60 ans d'écoute au 143: La Main Tendue lance un appel au recrutement

Publié

,

le

La Main Tendue reçoit en moyenne 33'000 appels par an. Le poste vaudois lance un appel au recrutement. (Photo d'illustration). (© Getty Images)

Avoir une personne à qui parler, quel que soit le sujet, quand on a besoin. C’est la mission de La Main Tendue depuis 60 ans dans le canton de Vaud. Environ 60 bénévoles se relaient 24 heures sur 24, 365 jours par année au poste vaudois. Aujourd'hui, l'association à but non lucratif lance un appel au recrutement. Sophie Vassutine a rencontré l'une des répondantes. Reportage.
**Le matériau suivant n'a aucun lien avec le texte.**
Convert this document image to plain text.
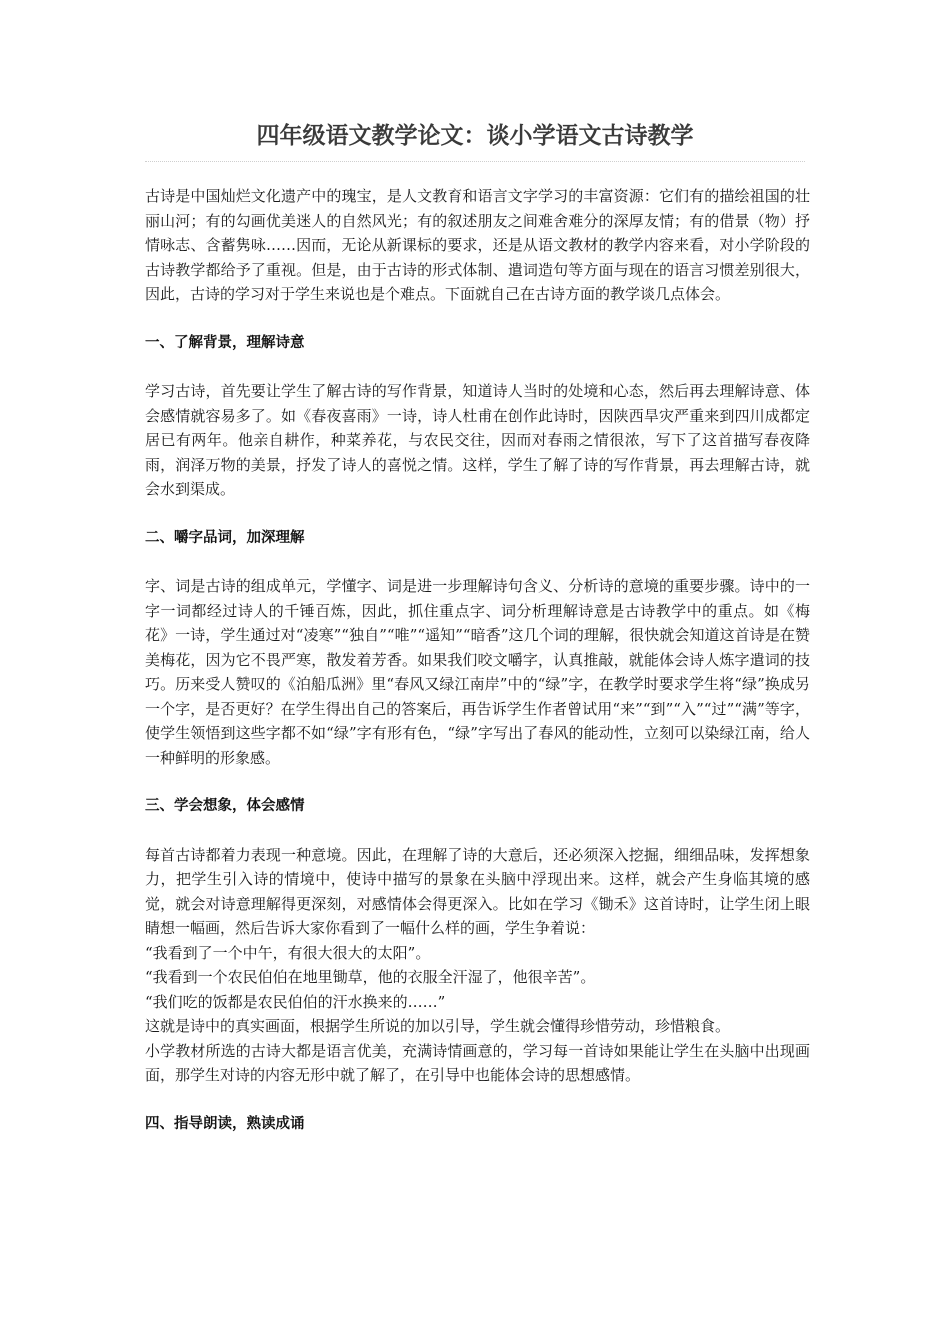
四年级语文教学论文：谈小学语文古诗教学

古诗是中国灿烂文化遗产中的瑰宝，是人文教育和语言文字学习的丰富资源：它们有的描绘祖国的壮丽山河；有的勾画优美迷人的自然风光；有的叙述朋友之间难舍难分的深厚友情；有的借景（物）抒情咏志、含蓄隽咏……因而，无论从新课标的要求，还是从语文教材的教学内容来看，对小学阶段的古诗教学都给予了重视。但是，由于古诗的形式体制、遣词造句等方面与现在的语言习惯差别很大，因此，古诗的学习对于学生来说也是个难点。下面就自己在古诗方面的教学谈几点体会。

一、了解背景，理解诗意

学习古诗，首先要让学生了解古诗的写作背景，知道诗人当时的处境和心态，然后再去理解诗意、体会感情就容易多了。如《春夜喜雨》一诗，诗人杜甫在创作此诗时，因陕西旱灾严重来到四川成都定居已有两年。他亲自耕作，种菜养花，与农民交往，因而对春雨之情很浓，写下了这首描写春夜降雨，润泽万物的美景，抒发了诗人的喜悦之情。这样，学生了解了诗的写作背景，再去理解古诗，就会水到渠成。

二、嚼字品词，加深理解

字、词是古诗的组成单元，学懂字、词是进一步理解诗句含义、分析诗的意境的重要步骤。诗中的一字一词都经过诗人的千锤百炼，因此，抓住重点字、词分析理解诗意是古诗教学中的重点。如《梅花》一诗，学生通过对“凌寒”“独自”“唯”“遥知”“暗香”这几个词的理解，很快就会知道这首诗是在赞美梅花，因为它不畏严寒，散发着芳香。如果我们咬文嚼字，认真推敲，就能体会诗人炼字遣词的技巧。历来受人赞叹的《泊船瓜洲》里“春风又绿江南岸”中的“绿”字，在教学时要求学生将“绿”换成另一个字，是否更好？在学生得出自己的答案后，再告诉学生作者曾试用“来”“到”“入”“过”“满”等字，使学生领悟到这些字都不如“绿”字有形有色，“绿”字写出了春风的能动性，立刻可以染绿江南，给人一种鲜明的形象感。

三、学会想象，体会感情

每首古诗都着力表现一种意境。因此，在理解了诗的大意后，还必须深入挖掘，细细品味，发挥想象力，把学生引入诗的情境中，使诗中描写的景象在头脑中浮现出来。这样，就会产生身临其境的感觉，就会对诗意理解得更深刻，对感情体会得更深入。比如在学习《锄禾》这首诗时，让学生闭上眼睛想一幅画，然后告诉大家你看到了一幅什么样的画，学生争着说：

“我看到了一个中午，有很大很大的太阳”。

“我看到一个农民伯伯在地里锄草，他的衣服全汗湿了，他很辛苦”。

“我们吃的饭都是农民伯伯的汗水换来的……”

这就是诗中的真实画面，根据学生所说的加以引导，学生就会懂得珍惜劳动，珍惜粮食。

小学教材所选的古诗大都是语言优美，充满诗情画意的，学习每一首诗如果能让学生在头脑中出现画面，那学生对诗的内容无形中就了解了，在引导中也能体会诗的思想感情。

四、指导朗读，熟读成诵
Reportage à la Main Tendue VaudPar Sophie Vassutine

Depuis six décennies, le 143 est le numéro de l’ombre qui éclaire les nuits et les jours des Vaudois en détresse ou simplement en quête d'une oreille attentive. Alors que l'institution fête son 60e anniversaire, Mélina Blanc, directrice de la Main Tendue Vaud, lève le voile sur les coulisses de cet engagement bénévole unique et lance un appel pour recruter les futurs visages de l'écoute.

« Notre rêve, c'est que sur ce canton personne ne puisse dire : "je n'ai personne à qui parler" ». C’est par ces mots que Mélina Blanc, directrice de la Main Tendue Vaud et responsable de formation, définit la mission de l'organisation. Fondée il y a 60 ans, la structure répond aujourd'hui à une moyenne de 90 appels par 24 heures, soit environ 33 000 échanges par an uniquement pour le canton de Vaud.

« Notre rêve, c'est que personne ne puisse dire : "je n'ai personne à qui parler" ».

L’anonymat comme espace de liberté

Une règle d'or à La Main Tendue : l’anonymat absolu, tant pour l’appelant que pour le répondant.

Mélanie BlancDirectrice de la Main Tendue Vaud et responsable de formation

« Cet anonymat est très précieux. Il y a des choses qu’on n'a pas forcément envie de confier en étant rattaché à sa personne », explique Mélina Blanc. Cette neutralité offre une étape cruciale pour ceux qui ne sont pas encore prêts pour des démarches concrètes ou médicales.

Dans les bureaux lausannois, l’écoute ne se limite pas à la prévention du suicide, bien que ce soit la base historique de l'institution. On y appelle pour l’isolement, certes, mais aussi pour tout besoin de parler. « L’idée, c’est d’avoir une personne à qui parler quand on en a besoin, 24 heures sur 24, 365 jours par an ».

Dans les coulisses de l’écoute

Devenir répondant ne s’improvise pas. Entre 50 et 60 bénévoles se relaient actuellement pour assurer la permanence. Pour rejoindre leurs rangs, un processus de sélection rigoureux et une formation de base de huit à neuf mois sont nécessaires. « L’écoute de l’autre passe par l’écoute de soi. Si on n'est pas au clair sur nos réactions, on ne va pas pouvoir être aidant dans l’écoute ».

« L’écoute de l’autre passe par l’écoute de soi. Si on n'est pas au clair sur nos réactions, on ne va pas pouvoir être aidant dans l’écoute ».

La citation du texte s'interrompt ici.